Le médecin auxiliaire et les sous-officiers ont deux options. Soit comme les hommes, il perçoivent un sou et de la nourriture pour un montant de 17 sous, soit ils achètent au magasin de l’ordinaire ce qu’ils veulent avec 18 sous. Le pain, le vin et le café sont fournis.
Le poste de vallée est chargé d’assurer son ravitaillement quotidien, d’acheminer le courrier, d’entretenir le matériel de ski et doit fournir des remplaçants au poste en cas de maladie ou de problème de discipline.
La corvée de déneigement est la seconde source d’occupation. Après chaque chute de neige importante il faut déneiger les portes et les accès du poste. Quand l’accumulation de neige est trop importante, un tunnel doit être creusé.
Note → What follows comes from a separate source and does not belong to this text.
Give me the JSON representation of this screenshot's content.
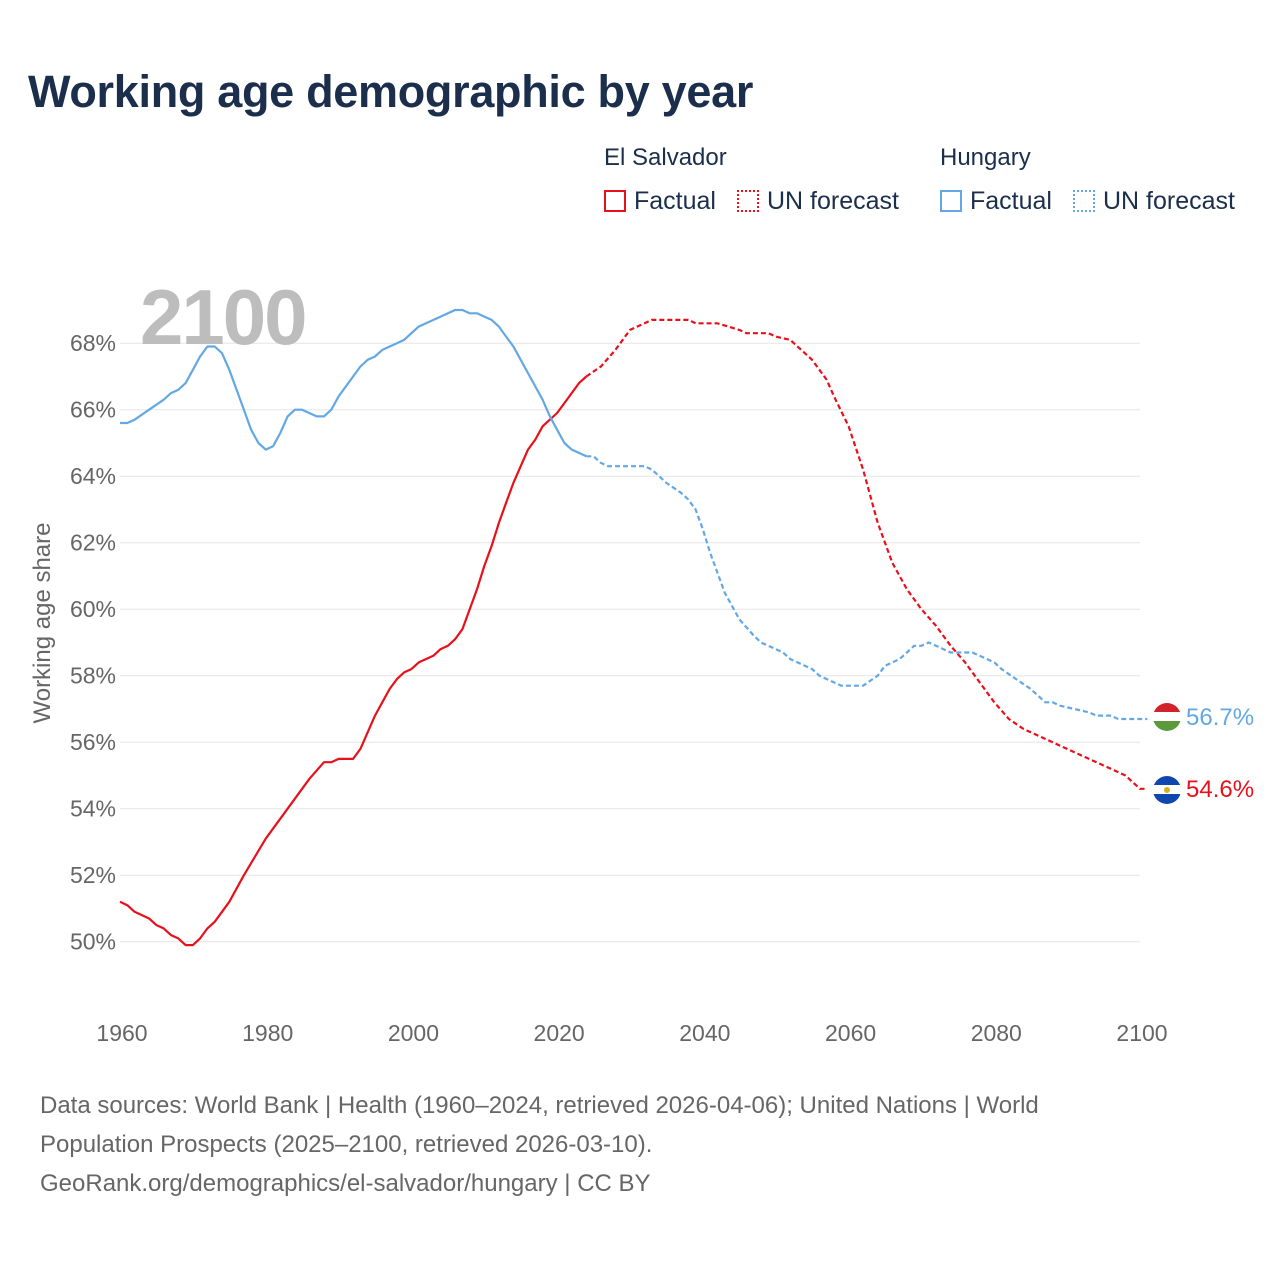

Plusieurs galeries, longues de plusieurs mètres, mènent aux entrées des bâtiments. Il serait trop long et fastidieux de vouloir dégager tous les édifices. De plus, le manteau neigeux à un pouvoir isolant qui dispense le poste d’un chauffage permanent. Les Poêles à bois ne sont allumés que dans la journée, plus pour sécher les effets et combattre l’humidité que pour chauffer les locaux. Les cheminées sont dégagées en permanence, pour faciliter l’évacuation des fumées et éviter une asphyxie. Pour les bâtiments qui ont deux étages de fenêtres, uniquement les supérieurs sont dégagés. Certaines pièces dont on ne peut déneiger les ouvertures ne sont éclairées uniquement que par des lampes à pétrole.
Il faut également soigner les animaux du poste comme les chiens, fidèles compagnon de la sentinelle qui passent plus de temps à dormir et manger qu’à monter la garde. Au début du 20e siècle, le poste de la Redoute Ruinée possède deux cochons, Noémie et Michel, dont l’occupation est de terminer les restes des repas avant eux-mêmes de servir de met. Les années suivantes, c’est leur descendance qui assureront ces rôles. La basse-cour se compose de poules d’un coq appelé Théodore de Bèze, qui, tous les matins, réveille le poste.
Le temps libre est laissé au repos et loisirs de chacun. Quand le temps la météo, certains se promènent aux environs du poste ou s’allongent sur la neige pour se faire chauffer par le soleil .D’autres réparent des effets, s’adonnent à l’écriture de lettre ou lisent du courrier. Il y a bien une bibliothèque mais ses choix sont pauvres. Les journaux livrés avec le courrier passent de main en main et son maintes fois relus. Le soir le foyer est le lieu le plus animé et souvent enfumé par les cigarettes et les pipes. On peut, en buvant un verre, avec modération car l’ivrognerie est condamnée, jouer à de multiples jeux. Parfois un billard est fabriqué avec des caisses à biscuits retournées et recouvertes de crin végétal et de drap de capote. Le jeu du tonneau, taillé dans un billot de mélèze, le loto ou les jeux de carte se pratiquent également. Quelques soirées sont égayées par bal au son d’un accordéon et d’un violon où les chasseurs dansent deux par deux des bourrées endiablées.